What I remembered in my study, is that to move from darkness to light requires a larger vision. You can’t build anything lasting from negativity. Dante’s love for Beatrice and her love for him pull him through his journey from hell through purgatory into heaven. It’s not enough to fight against what we dislike because the negative energy will overcome and mislead us. We must remember what it is we stand for and move towards it regardless of what is around us—even when it feels like hell. As William Sloan Coffin said, “The world is too dangerous for anything but truth and too small for anything but love.” What is it we love and how can we move towards it? What is the truth that is worth our life? Let’s remember that the Israelites in Babylon had to learn to sing the Lord’s song in a strange land because the song led them home.

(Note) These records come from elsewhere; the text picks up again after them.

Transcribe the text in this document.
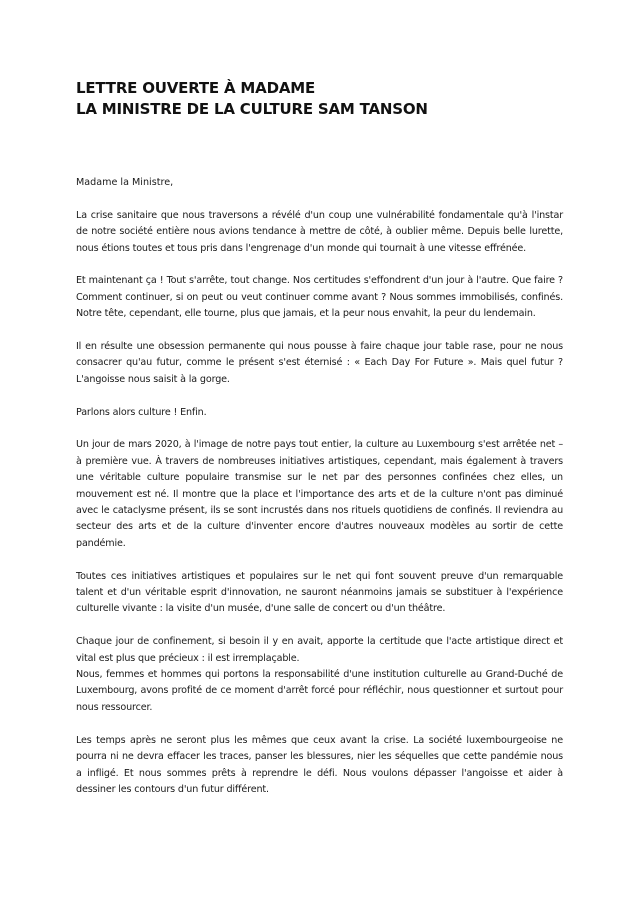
LETTRE OUVERTE À MADAME
LA MINISTRE DE LA CULTURE SAM TANSON

Madame la Ministre,

La crise sanitaire que nous traversons a révélé d'un coup une vulnérabilité fondamentale qu'à l'instar de notre société entière nous avions tendance à mettre de côté, à oublier même. Depuis belle lurette, nous étions toutes et tous pris dans l'engrenage d'un monde qui tournait à une vitesse effrénée.

Et maintenant ça ! Tout s'arrête, tout change. Nos certitudes s'effondrent d'un jour à l'autre. Que faire ? Comment continuer, si on peut ou veut continuer comme avant ? Nous sommes immobilisés, confinés. Notre tête, cependant, elle tourne, plus que jamais, et la peur nous envahit, la peur du lendemain.

Il en résulte une obsession permanente qui nous pousse à faire chaque jour table rase, pour ne nous consacrer qu'au futur, comme le présent s'est éternisé : « Each Day For Future ». Mais quel futur ? L'angoisse nous saisit à la gorge.

Parlons alors culture ! Enfin.

Un jour de mars 2020, à l'image de notre pays tout entier, la culture au Luxembourg s'est arrêtée net – à première vue. À travers de nombreuses initiatives artistiques, cependant, mais également à travers une véritable culture populaire transmise sur le net par des personnes confinées chez elles, un mouvement est né. Il montre que la place et l'importance des arts et de la culture n'ont pas diminué avec le cataclysme présent, ils se sont incrustés dans nos rituels quotidiens de confinés. Il reviendra au secteur des arts et de la culture d'inventer encore d'autres nouveaux modèles au sortir de cette pandémie.

Toutes ces initiatives artistiques et populaires sur le net qui font souvent preuve d'un remarquable talent et d'un véritable esprit d'innovation, ne sauront néanmoins jamais se substituer à l'expérience culturelle vivante : la visite d'un musée, d'une salle de concert ou d'un théâtre.

Chaque jour de confinement, si besoin il y en avait, apporte la certitude que l'acte artistique direct et vital est plus que précieux : il est irremplaçable.

Nous, femmes et hommes qui portons la responsabilité d'une institution culturelle au Grand-Duché de Luxembourg, avons profité de ce moment d'arrêt forcé pour réfléchir, nous questionner et surtout pour nous ressourcer.

Les temps après ne seront plus les mêmes que ceux avant la crise. La société luxembourgeoise ne pourra ni ne devra effacer les traces, panser les blessures, nier les séquelles que cette pandémie nous a infligé. Et nous sommes prêts à reprendre le défi. Nous voulons dépasser l'angoisse et aider à dessiner les contours d'un futur différent.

It’s the light and not the dark that will guide us. The secret of moving up the holy mountain of Purgatory is not by fighting our enemies but by shedding the sins that bind us. Thus, when the pilgrims come around a circle leading upward, an angel takes a sin off their foreheads and they float up the next level because they are lighter. That’s a vision worth holding onto for these four years. What if by walking together and shedding what binds us, we found a path to become lighter instead of angrier or deeper in despair? What if we remembered what is right and then took the steps we can take in that direction? Because it’s not an either/or world. It’s a world that gets lost and forgets how to get found.
Let’s remember the words of Alexander Solzhenitsyn: “If only it were all so simple! If only there were evil people somewhere committing evil deeds, and it were necessary only to separate them from the rest of us and destroy them. But the line dividing good and evil cuts through the heart of every human being. And who is willing to destroy a piece of his own heart?”

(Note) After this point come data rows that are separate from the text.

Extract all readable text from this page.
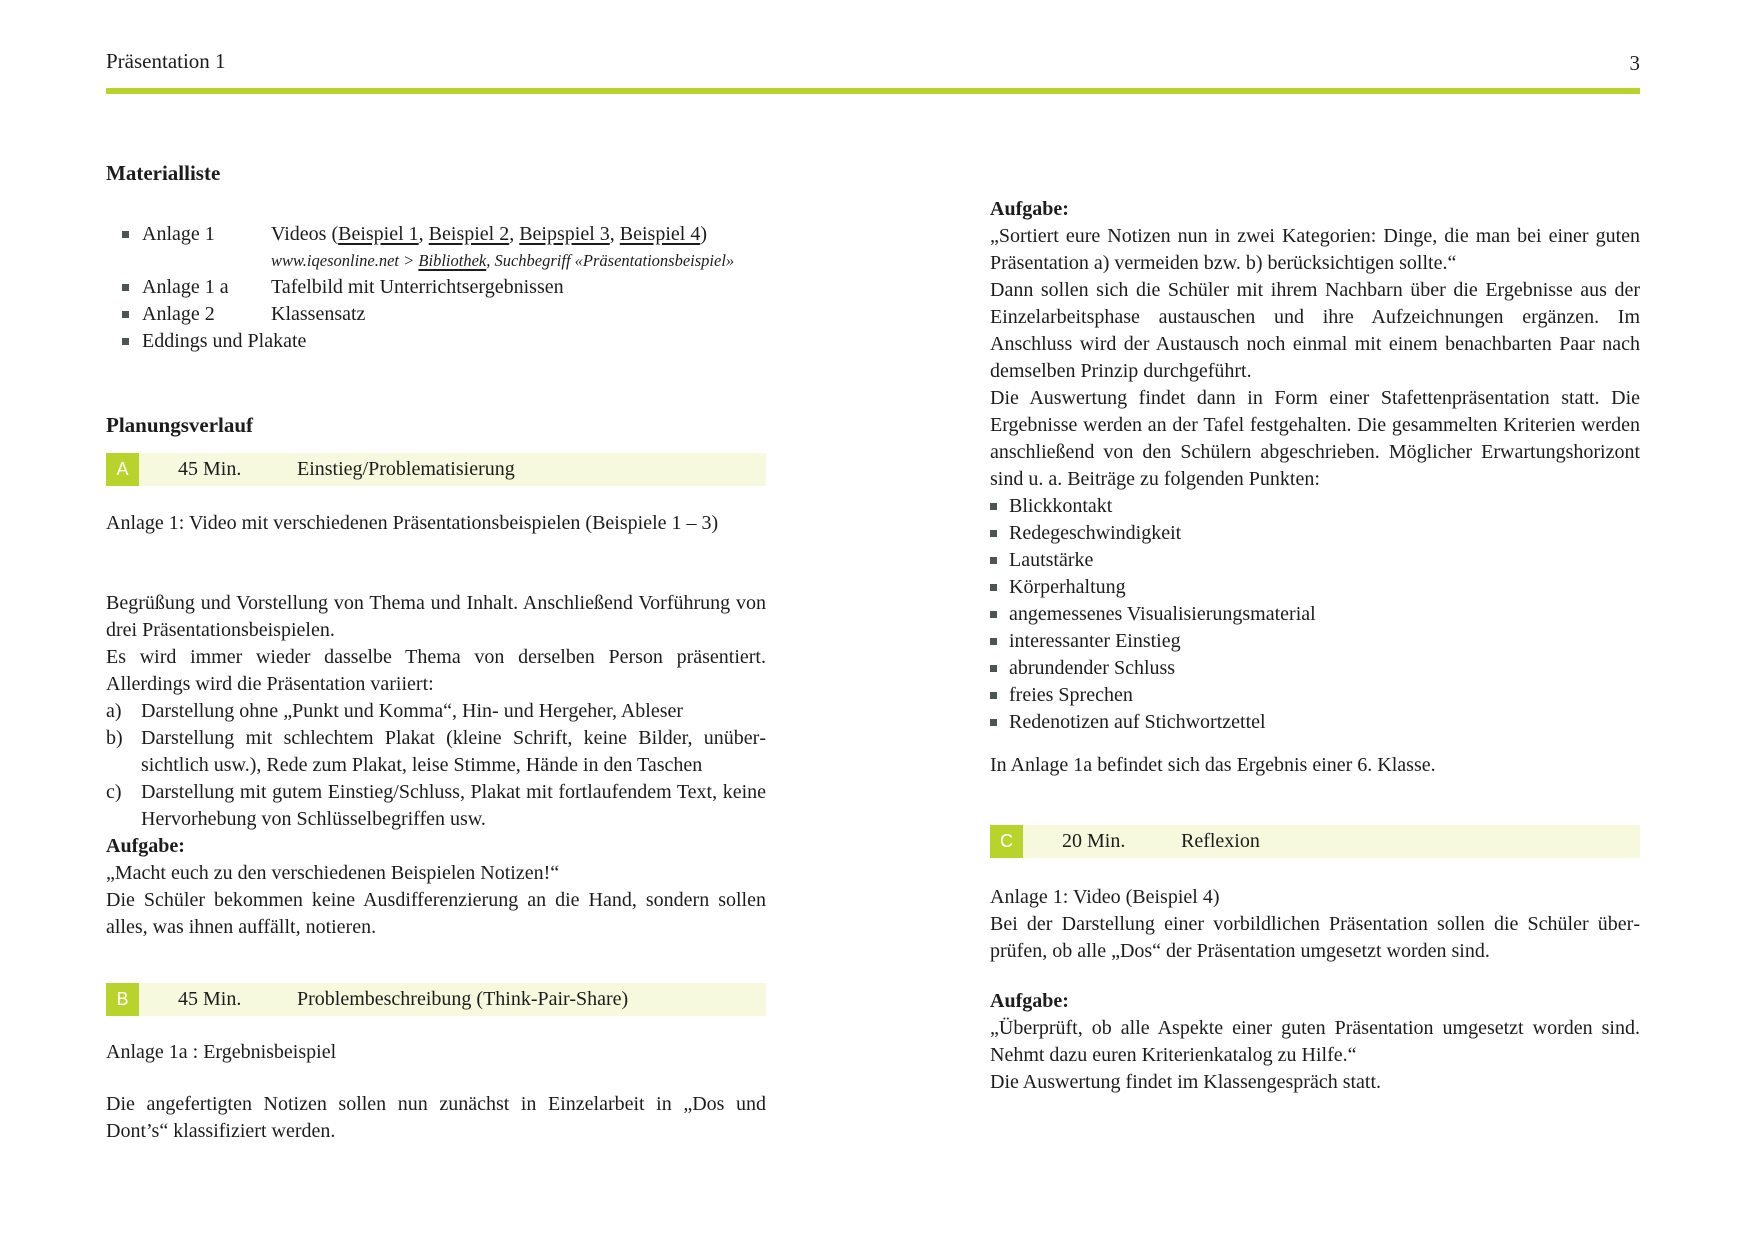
Präsentation 1	3
Materialliste
Anlage 1	Videos (Beispiel 1, Beispiel 2, Beipspiel 3, Beispiel 4)
www.iqesonline.net > Bibliothek, Suchbegriff «Präsentationsbeispiel»
Anlage 1 a Tafelbild mit Unterrichtsergebnissen
Anlage 2	Klassensatz
Eddings und Plakate
Planungsverlauf
A	45 Min.	Einstieg/Problematisierung

Anlage 1: Video mit verschiedenen Präsentationsbeispielen (Beispiele 1 – 3)

Begrüßung und Vorstellung von Thema und Inhalt. Anschließend Vorführung von drei Präsentationsbeispielen.

Es wird immer wieder dasselbe Thema von derselben Person präsentiert. Allerdings wird die Präsentation variiert:

a) Darstellung ohne „Punkt und Komma“, Hin- und Hergeher, Ableser
b) Darstellung mit schlechtem Plakat (kleine Schrift, keine Bilder, unübersichtlich usw.), Rede zum Plakat, leise Stimme, Hände in den Taschen
c) Darstellung mit gutem Einstieg/Schluss, Plakat mit fortlaufendem Text, keine Hervorhebung von Schlüsselbegriffen usw.

Aufgabe:

„Macht euch zu den verschiedenen Beispielen Notizen!“

Die Schüler bekommen keine Ausdifferenzierung an die Hand, sondern sollen alles, was ihnen auffällt, notieren.

B	45 Min.	Problembeschreibung (Think-Pair-Share)

Anlage 1a : Ergebnisbeispiel

Die angefertigten Notizen sollen nun zunächst in Einzelarbeit in „Dos und Dont’s“ klassifiziert werden.

Aufgabe:

„Sortiert eure Notizen nun in zwei Kategorien: Dinge, die man bei einer guten Präsentation a) vermeiden bzw. b) berücksichtigen sollte.“

Dann sollen sich die Schüler mit ihrem Nachbarn über die Ergebnisse aus der Einzelarbeitsphase austauschen und ihre Aufzeichnungen ergänzen. Im Anschluss wird der Austausch noch einmal mit einem benachbarten Paar nach demselben Prinzip durchgeführt.

Die Auswertung findet dann in Form einer Stafettenpräsentation statt. Die Ergebnisse werden an der Tafel festgehalten. Die gesammelten Kriterien werden anschließend von den Schülern abgeschrieben. Möglicher Erwartungshorizont sind u. a. Beiträge zu folgenden Punkten:

Blickkontakt
Redegeschwindigkeit
Lautstärke
Körperhaltung
angemessenes Visualisierungsmaterial
interessanter Einstieg
abrundender Schluss
freies Sprechen
Redenotizen auf Stichwortzettel

In Anlage 1a befindet sich das Ergebnis einer 6. Klasse.

C	20 Min.	Reflexion

Anlage 1: Video (Beispiel 4)

Bei der Darstellung einer vorbildlichen Präsentation sollen die Schüler überprüfen, ob alle „Dos“ der Präsentation umgesetzt worden sind.

Aufgabe:

„Überprüft, ob alle Aspekte einer guten Präsentation umgesetzt worden sind. Nehmt dazu euren Kriterienkatalog zu Hilfe.“

Die Auswertung findet im Klassengespräch statt.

During this Advent, let us discard our desire to map the world of good and evil and instead change our gaze to look to the stars and then walk towards that distant light undaunted by the detours or obstacles in our way—even if we feel as if we are in exile. For we are looking for the birth of the one who will bring salvation and hope and God’s reign for all people. He is our hope and our faith—his love will pull us from a dark wood into heaven.